ロロノアゾロ

去年の冬、きみと別れのロロノアゾロのレビュー・感想・評価

去年の冬、きみと別れ(2018年製作の映画)
3.0
★★★【普通】

『去年の冬、きみと別れ』(きょねんのふゆ きみとわかれ)は、中村文則の小説。2013年9月26日に幻冬舎より刊行された。2014年(第11回)本屋大賞候補作。2018年3月10日に公開。 主演は岩田剛典。

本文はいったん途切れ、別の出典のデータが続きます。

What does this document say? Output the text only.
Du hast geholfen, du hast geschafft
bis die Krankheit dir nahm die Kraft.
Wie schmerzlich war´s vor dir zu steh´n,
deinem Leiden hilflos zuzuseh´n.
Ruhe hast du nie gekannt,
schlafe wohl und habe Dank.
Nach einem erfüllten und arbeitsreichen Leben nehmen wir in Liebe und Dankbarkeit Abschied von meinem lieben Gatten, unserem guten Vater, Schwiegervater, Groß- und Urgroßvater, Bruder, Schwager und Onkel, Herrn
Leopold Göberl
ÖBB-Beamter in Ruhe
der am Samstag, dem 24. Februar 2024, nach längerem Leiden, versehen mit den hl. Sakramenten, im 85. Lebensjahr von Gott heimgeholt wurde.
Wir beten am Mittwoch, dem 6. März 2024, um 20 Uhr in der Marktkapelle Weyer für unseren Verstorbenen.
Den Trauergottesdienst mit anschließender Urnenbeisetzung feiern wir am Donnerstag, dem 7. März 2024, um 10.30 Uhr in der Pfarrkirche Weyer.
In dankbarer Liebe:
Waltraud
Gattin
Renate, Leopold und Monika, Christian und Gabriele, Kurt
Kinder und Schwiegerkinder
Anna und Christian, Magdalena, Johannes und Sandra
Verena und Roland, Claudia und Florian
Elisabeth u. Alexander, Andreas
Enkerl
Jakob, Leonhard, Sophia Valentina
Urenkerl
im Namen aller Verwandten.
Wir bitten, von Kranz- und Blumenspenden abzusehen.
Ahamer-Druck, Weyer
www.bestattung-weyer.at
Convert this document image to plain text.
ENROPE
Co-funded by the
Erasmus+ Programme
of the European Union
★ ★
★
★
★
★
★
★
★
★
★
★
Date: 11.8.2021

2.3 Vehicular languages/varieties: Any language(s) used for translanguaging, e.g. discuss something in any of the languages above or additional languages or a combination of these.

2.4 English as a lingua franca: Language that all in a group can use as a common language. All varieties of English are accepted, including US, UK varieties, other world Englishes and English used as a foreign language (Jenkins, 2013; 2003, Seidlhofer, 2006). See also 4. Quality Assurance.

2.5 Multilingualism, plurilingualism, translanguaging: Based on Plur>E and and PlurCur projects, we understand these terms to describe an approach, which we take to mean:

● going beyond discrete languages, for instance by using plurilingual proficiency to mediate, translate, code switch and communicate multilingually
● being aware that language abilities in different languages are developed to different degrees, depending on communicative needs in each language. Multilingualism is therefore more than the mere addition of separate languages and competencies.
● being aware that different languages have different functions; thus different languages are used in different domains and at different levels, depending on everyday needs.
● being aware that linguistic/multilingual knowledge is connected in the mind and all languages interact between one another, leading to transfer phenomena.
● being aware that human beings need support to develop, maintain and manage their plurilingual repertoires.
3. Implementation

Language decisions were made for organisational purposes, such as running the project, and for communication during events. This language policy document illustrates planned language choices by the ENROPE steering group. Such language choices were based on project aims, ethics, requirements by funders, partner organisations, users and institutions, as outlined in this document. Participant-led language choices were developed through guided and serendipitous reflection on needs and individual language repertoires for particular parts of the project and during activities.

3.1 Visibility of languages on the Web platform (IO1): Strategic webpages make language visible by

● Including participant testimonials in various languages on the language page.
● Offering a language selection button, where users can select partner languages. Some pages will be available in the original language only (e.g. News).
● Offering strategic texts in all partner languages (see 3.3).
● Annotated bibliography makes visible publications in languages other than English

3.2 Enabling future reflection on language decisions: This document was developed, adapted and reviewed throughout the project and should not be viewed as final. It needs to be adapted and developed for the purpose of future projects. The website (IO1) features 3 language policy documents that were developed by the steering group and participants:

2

どんでん返しというのはある種のネタバレであり、事前に知らない方がいいのかもしれない。それだけでハードルは上がってしまい、そこまでどんでん返しではないなぁという想いが強くなってしまう。何より見ていて辛いのが岩田君の演技力である。耶雲恭介という人物は紛れもなくこの作品のキーパーソンであり、二面性を使い分ける難しい役所である。それだけに演技に定評のある若手俳優でなく、今をときめく売れっ子アイドルにその役所を委ねたことは明らかに作品の価値を落としており、残念極まりない。別に岩田君を責めているのではない。彼は歌手であり、演技の質を求めることは甚だお門違いである。寧ろ批判すべきは今の日本の映画界である。今の日本の映画界にとって、作品価値を落としてでも興行収入を得るというのはそれほど大事なことであり、現実問題避けては通れない。映画監督が自由気ままに己の才能を発揮できる現場や環境が出来上がらないことには邦画の未来は無いのかもしれない。